M. WANG GUOQIANG (Chine) a indiqué que des efforts considérables ont été déployés pour mettre en œuvre le Programme d’action du Caire dans son pays, avant de constater des progrès significatifs. L’amélioration de l’accès à l’éducation des femmes et des filles contribue à leur autonomisation et à la réduction de la taille des familles. Il a jugé ensuite que l’élimination de l’analphabétisme constituait une condition sine qua none du développement humain et jugé impératif d’assurer l’accès universel à l’éducation comme l’a fait la Chine au cours des neuf dernières années. Cela a permis de porter le taux d’alphabétisation au niveau de ceux des pays développés, a ajouté M. Wang, tout en reconnaissant que des problèmes persistent dans le domaine de l’enseignement secondaire et universitaire. La Chine a intégré l’éducation des femmes dans les programmes de développement, a-t-il poursuivi, et la prévention du VIH/sida figure en bonne place dans les programmes éducatifs. L’esprit du Programme d’action du Caire va dans le bon sens, a-t-il enfin déclaré, assurant que la Chine ne souhaite pas rouvrir les négociations.

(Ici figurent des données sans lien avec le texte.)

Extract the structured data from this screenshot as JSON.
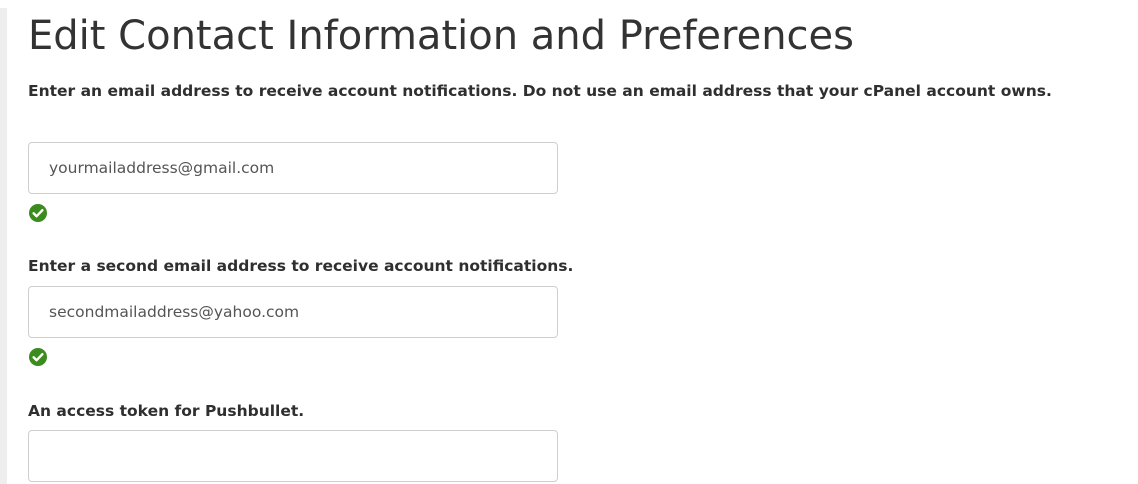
{
  "page": {
    "title": "Edit Contact Information and Preferences"
  },
  "form": {
    "email_primary": {
      "label": "Enter an email address to receive account notifications. Do not use an email address that your cPanel account owns.",
      "value": "yourmailaddress@gmail.com",
      "status_icon": "valid-check-icon"
    },
    "email_secondary": {
      "label": "Enter a second email address to receive account notifications.",
      "value": "secondmailaddress@yahoo.com",
      "status_icon": "valid-check-icon"
    },
    "pushbullet": {
      "label": "An access token for Pushbullet.",
      "value": ""
    }
  },
  "colors": {
    "valid": "#3c8b1e",
    "text": "#333333",
    "border": "#cfcfcf"
  }
}
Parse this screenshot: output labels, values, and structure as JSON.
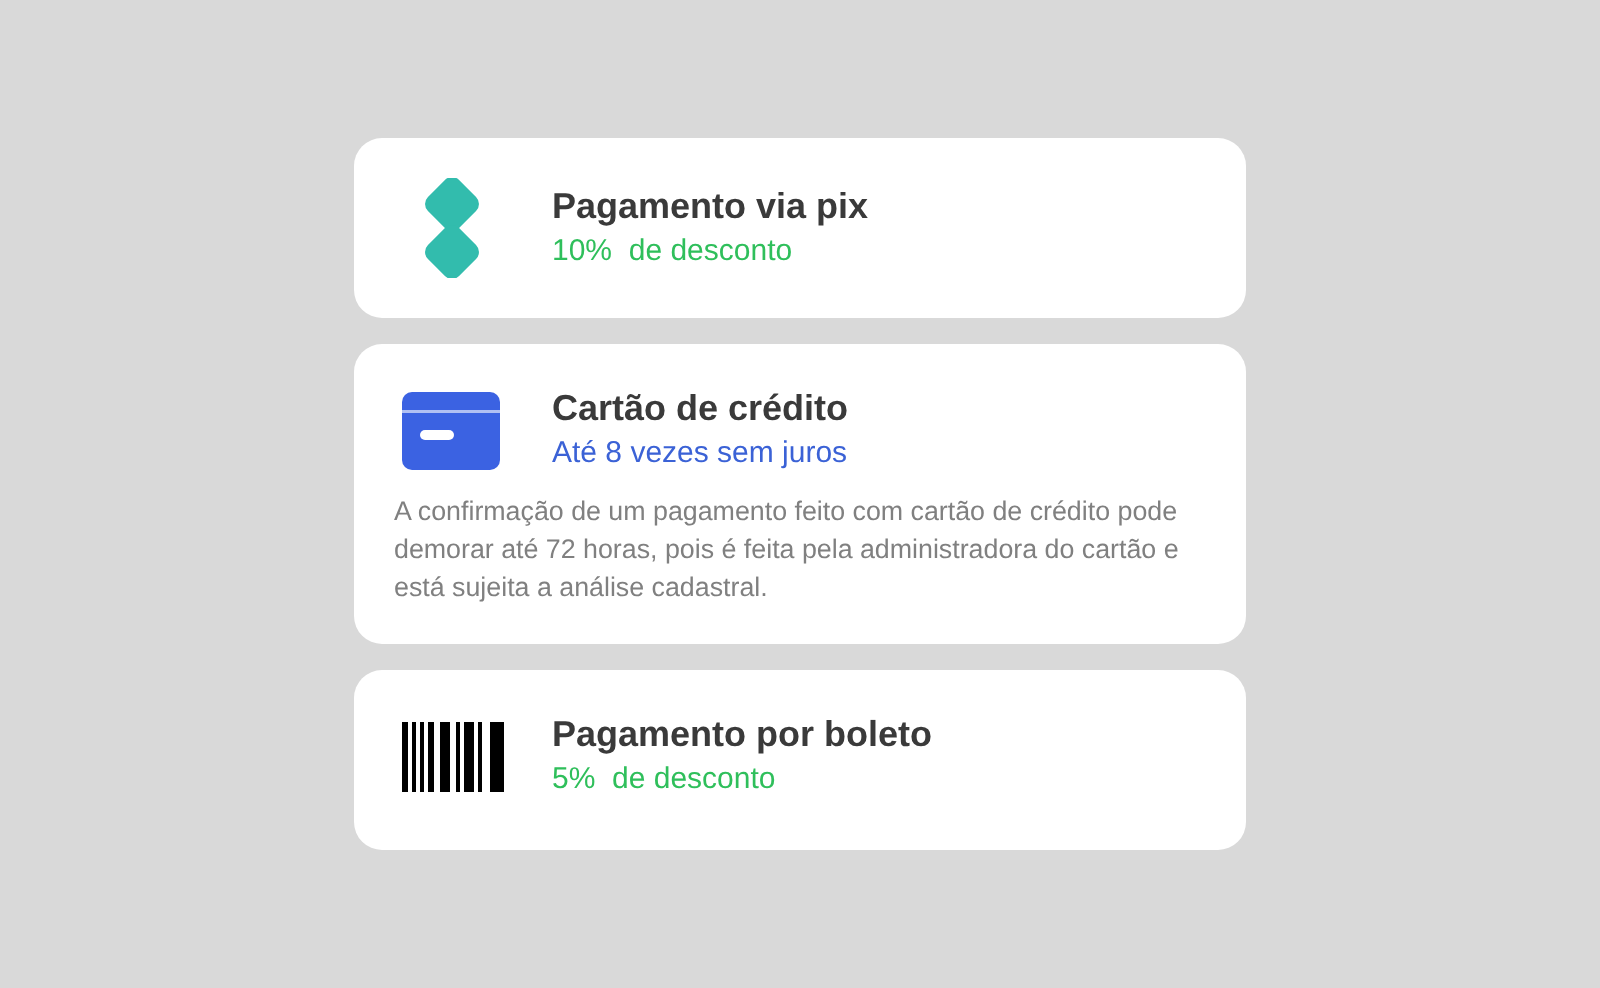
{
  "payment_options": [
    {
      "kind": "pix",
      "title": "Pagamento via pix",
      "subtitle": "10%  de desconto",
      "color": "#2fbf5b"
    },
    {
      "kind": "card",
      "title": "Cartão de crédito",
      "subtitle": "Até 8 vezes sem juros",
      "color": "#3b62d6",
      "note": "A confirmação de um pagamento feito com cartão de crédito pode demorar até 72 horas, pois é feita pela administradora do cartão e está sujeita a análise cadastral."
    },
    {
      "kind": "barcode",
      "title": "Pagamento por boleto",
      "subtitle": "5%  de desconto",
      "color": "#2fbf5b"
    }
  ]
}
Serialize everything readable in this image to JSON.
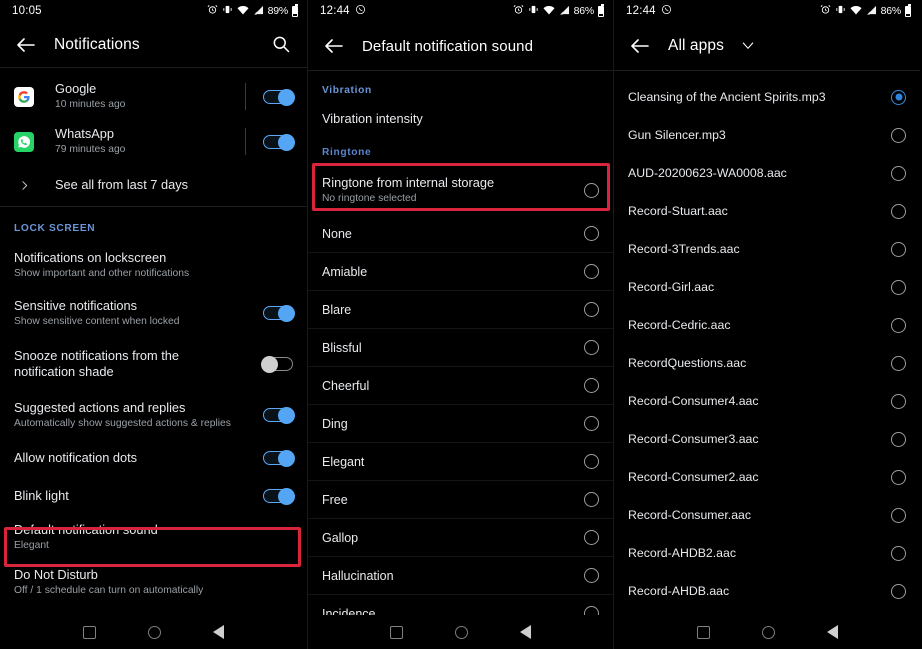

M. GILBET LAURIN (Canada) a constaté que, malgré les Conférences du Caire, de Dakar ou la Déclaration du Millénaire, les femmes et les filles constituent toujours la majorité des gens sans instruction. Des quelque 130 millions d’enfants qui ne vont pas à l’école, les deux tiers sont des filles, a-t-il rappelé. Il est vrai que la pauvreté rend difficile la fréquentation de l’école aussi bien pour les garçons que pour les filles, mais celles-ci sont plus touchées, même si l’on sait qu’investir dans leur éducation rapporte des dividendes: pour chaque année de primaire supplémentaire, le revenu augmente de 10%, la mortalité infantile et la fécondité reculent et la productivité agricole s’élève de 10% au moins. Le représentant a fait valoir que les femmes et surtout les pauvres parmi elles étaient les plus exposées aux risques et conséquences du VIH/sida d’autant qu’elles se trouvaient souvent dans l’incapacité de se protéger des comportements à risques.
La priorité accordée à l’éducation, à la population et au développement est une approche que le Canada met en avant dans ses efforts d’alphabétisation au plan national, dans ses collaborations bilatérales et dans sa participation aux organisations multilatérales. Le Canada a adopté un Plan d’action en matière d’éducation de base par lequel il quadruplera ses investissements en la matière dans les pays en développement pendant la période 2000-2005, pour porter à 555 millions de dollars canadiens le total de ses dépenses dans ce domaine.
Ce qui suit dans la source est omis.